Insults are usually good examples (Cavell points this out I think): I can intend to insult someone, or cause them emotional pain, by saying “Your mom wears army boots”. But there is no convention surrounding this, there is no guaranteed insult. And you might as well not be insulted, and just say “Oh, she does wear army boots! How did you know?”. Trying to achieve an insult by saying “I insult you” also doesn’t seem to work. I have to achieve the effect on you by other means.
I think that Austin thought that perlocutionary act always have names; insults, compliments, jokes. But since one cannot assume that, it becomes a bit hard to pin down what effects and causes to look for.
We’d need to know more specifically what we got wrong.
As for insults: the illocution is often required to achieve the perlocution. And the illocution is always conventional. “Fuck you” would have no emotional effect in Ancient Rome, except to the extent that it was delivered with a certain affect and non-verbal cues.
The hurt feelings, etc. are perlocutionary effects of the illocutionary convention involved in the insult. But the underlying convention is required. If you don’t know that mothers wearing army boots amounts to an insult, then so be it. You don’t know the convention, and so you can’t have your feelings hurt. If you don’t know “dog” means dog, then you’re unaware of an entirely conventional relation. You don’t understand the locution.

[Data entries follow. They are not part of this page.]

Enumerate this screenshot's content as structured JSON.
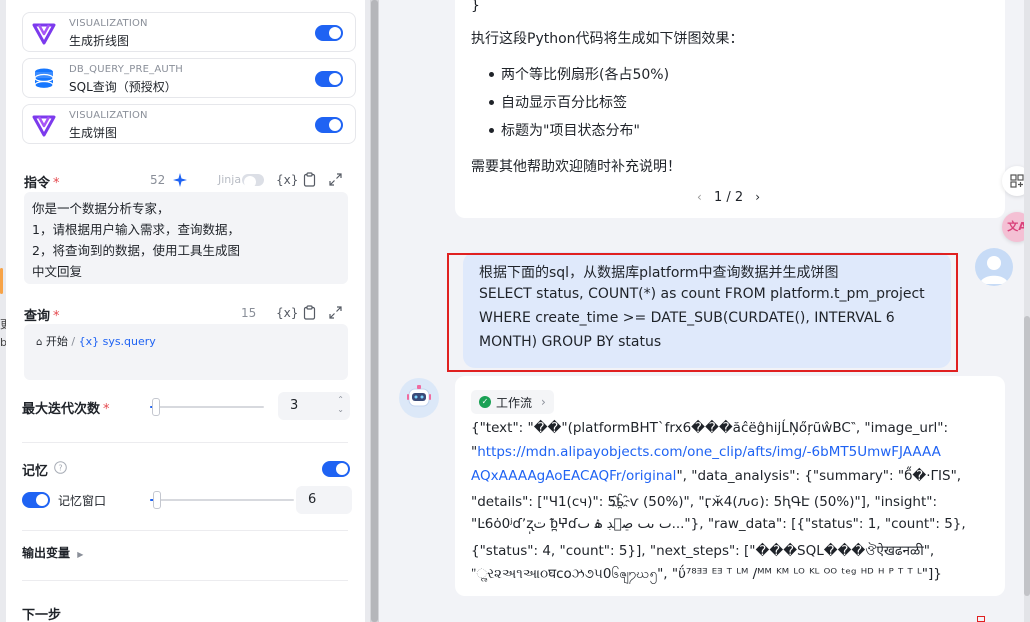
{
  "tools": [
    {
      "type": "VISUALIZATION",
      "name": "生成折线图",
      "enabled": true,
      "icon": "visualization-icon"
    },
    {
      "type": "DB_QUERY_PRE_AUTH",
      "name": "SQL查询（预授权）",
      "enabled": true,
      "icon": "database-icon"
    },
    {
      "type": "VISUALIZATION",
      "name": "生成饼图",
      "enabled": true,
      "icon": "visualization-icon"
    }
  ],
  "instruction": {
    "label": "指令",
    "required_mark": "*",
    "count": "52",
    "jinja_label": "Jinja",
    "var_label": "{x}",
    "lines": [
      "你是一个数据分析专家，",
      "1，请根据用户输入需求，查询数据，",
      "2，将查询到的数据，使用工具生成图",
      "中文回复"
    ]
  },
  "query": {
    "label": "查询",
    "required_mark": "*",
    "count": "15",
    "var_label": "{x}",
    "chip_start": "开始",
    "chip_sep": "/",
    "chip_var": "{x} sys.query"
  },
  "max_iterations": {
    "label": "最大迭代次数",
    "required_mark": "*",
    "value": "3",
    "fraction": 0.05
  },
  "memory": {
    "label": "记忆",
    "enabled": true,
    "window_label": "记忆窗口",
    "window_enabled": true,
    "window_value": "6",
    "fraction": 0.05
  },
  "output_vars_label": "输出变量",
  "next_step_label": "下一步",
  "edge_glyphs": [
    "更",
    "b"
  ],
  "ai_message": {
    "code_tail": "}",
    "intro": "执行这段Python代码将生成如下饼图效果：",
    "bullets": [
      "两个等比例扇形(各占50%)",
      "自动显示百分比标签",
      "标题为\"项目状态分布\""
    ],
    "closing": "需要其他帮助欢迎随时补充说明！",
    "pager": "1 / 2"
  },
  "user_message": {
    "lines": [
      "根据下面的sql，从数据库platform中查询数据并生成饼图",
      "SELECT status, COUNT(*) as count FROM platform.t_pm_project",
      "WHERE create_time >= DATE_SUB(CURDATE(), INTERVAL 6",
      "MONTH) GROUP BY status"
    ]
  },
  "workflow_reply": {
    "tag": "工作流",
    "json_lines": [
      {
        "pre": "{\"text\": \"��\"(platformBHT`frx6���ăĉëĝhijĹŅőŗũŵBC‶, \"image_url\":",
        "link": "",
        "post": ""
      },
      {
        "pre": "\"",
        "link": "https://mdn.alipayobjects.com/one_clip/afts/img/-6bMT5UmwFJAAAA",
        "post": ""
      },
      {
        "pre": "",
        "link": "AQxAAAAgAoEACAQFr/original",
        "post": "\", \"data_analysis\": {\"summary\": \"б̋�·ΓIS\","
      },
      {
        "pre": "\"details\": [\"Ч1(сч)\": 5ҍ҈ѵ (50%)\", \"ӷӂ4(ԉԍ): 5ԧԳԷ (50%)\"], \"insight\":",
        "link": "",
        "post": ""
      },
      {
        "pre": "\"Ŀ6ȯ0ʲɗʼʐ̩ت ᵬ̪ⵖ̄ɗٮ ٮٮ ڝۘڊ ۿ ٮ...\"}, \"raw_data\": [{\"status\": 1, \"count\": 5},",
        "link": "",
        "post": ""
      },
      {
        "pre": "{\"status\": 4, \"count\": 5}], \"next_steps\": [\"���SQL���ঔऐखढनळी\",",
        "link": "",
        "post": ""
      },
      {
        "pre": "\"ૢર૨અ૧આ૦घcoઝ૭૫0၆ၛ႒ဃ၅\", \"ΰ⁷⁸ᴲᴲ ᴱᴲ ᵀ ᴸᴹ /ᴹᴹ ᴷᴹ ᴸᴼ ᴷᴸ ᴼᴼ ᵗᵉᵍ ᴴᴰ ᴴ ᴾ ᵀ ᵀ ᴸ\"]}",
        "link": "",
        "post": ""
      }
    ]
  },
  "side_tools": [
    {
      "icon": "layout-icon"
    },
    {
      "icon": "translate-icon",
      "text": "文A"
    }
  ],
  "colors": {
    "accent": "#1f63f3",
    "highlight": "#e02020",
    "user_bubble": "#dfe9fb"
  }
}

It is of course the case that you might understand the illocutionary intent of an insult but that it’s archaic or culturally alien enough that it has no emotional (perlocutionary) effect. In Iran a thumbs up is extremely insulting. Most Americans wouldn’t be able to manufacture the emotional effect it has for Persians. Perhaps in some cases one might have the emotional discipline to ignore perlocutionary effects (although I doubt very many people could do that in the face of an insult like “fuck you”). But that doesn’t mean the effects themselves could occur without the underlying conventions.
I think there was some confusion as to what part of the speech act was the perlocution. There was some suggestion that for example me getting money by saying “I do” is a perlocutionary effect of getting my spouses money.
There certainly are conventional aspects of certain forms of speech that make them used as insults, but for something to be an insult it isn’t enough to have only these conventions I think Austin would claim, there needs to be the effect of insult. Compared to promises or vows, where if the conventional aspects are fulfilled the promise goes through, it would seem odd to think the same of insults, or compliments. There is just on guaruantee that the insult or compliment goes through, it depends if the speech actually has that effect.
That is why it is strange to say something like “emotional discipline to ignore the perlocutionary effects”. If a speech act had a perlocutionary effect on you, then the effect is already there and (for example) the insult succeeded! But the perlocutionary effects are non-conventional and not ‘guaranteed’ by convention in the same way illocutionary acts are. That’s the distinction I think Austin wants to draw. Insults also have a sort of conventional force (we know that “fuck you” is typically used as an insult), but convention alone does not an insult make.
That’s anyhow how I remember Austin, it was some 8 years ago I read the chap!